Interviewée à ce sujet par Madame Figaro, Estérelle Payany, critique culinaire et autrice de 500 femmes qui font la différence dans les cuisines (ed. Nouriturfu), épingle : "Cette absence n'a presque rien d'étonnant dès lors que Top chef légitime l'excellence culinaire par la reconnaissance traditionnelle du Guide Michelin".

Elle estime toutefois qu'exclure les femmes n'est pas un choix volontaire de la production. "Je pense simplement qu'ils cherchent au mauvais endroit", poursuit-elle. "Car si vous sortez des critères qui sont les leurs, des cheffes talentueuses, il y en a plein". Et d'ajouter : "Raisonner en 'étoilé', c'est continuer à privilégier cette autorité masculine, qui n'est qu'une infime partie de ce qu'est la cuisine en France. Diverse, plurielle, mouvante."
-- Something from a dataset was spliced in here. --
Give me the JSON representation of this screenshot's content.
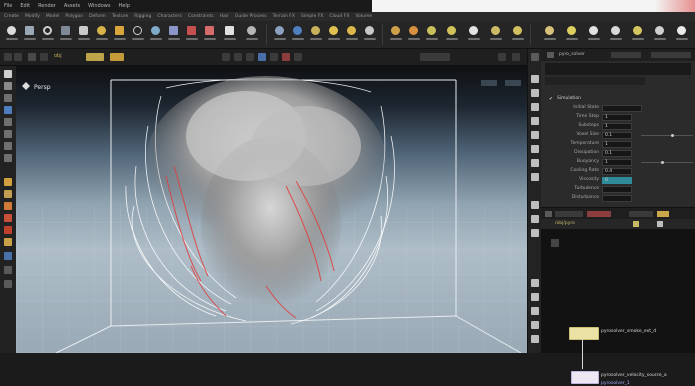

Emilie Fléchaire, fondatrice et directrice de l'Agence de communication Néroli, insiste elle aussi sur cette pluralité mise à mal à la télévision auprès du magazine féminin. "Jamais je ne remettrais en cause la qualité principale de ce programme qui est d'ouvrir la cuisine au plus grand nombre, et de révéler les nouveaux talents de la gastronomie. Mais côté juré, où sont-elles, ces nouveautés ?", interpelle-t-elle.

"Certes, quelques cheffes sont toujours de passage, mais pourquoi si peu ? Et pourquoi toujours viser le triplement étoilé pour justifier toute la difficulté d'une épreuve ? On en vient à tourner en rond avec les mêmes chefs, alors que la richesse gastronomique est si vaste." Pour Estérelle Payany, ce fléau ne vient ni plus ni moins d'un double standard nocif. "La véritable problématique, c'est la légitimité qu'on donne à une femme en cuisine. Et cette dernière est forcément une ménagère à moins d'avoir trois étoiles".

Un constat qui reflète un sexisme - ordinaire ou assumé - profondément ancré dans une société qu'il serait, à l'image du show télé, grand temps de voir évoluer.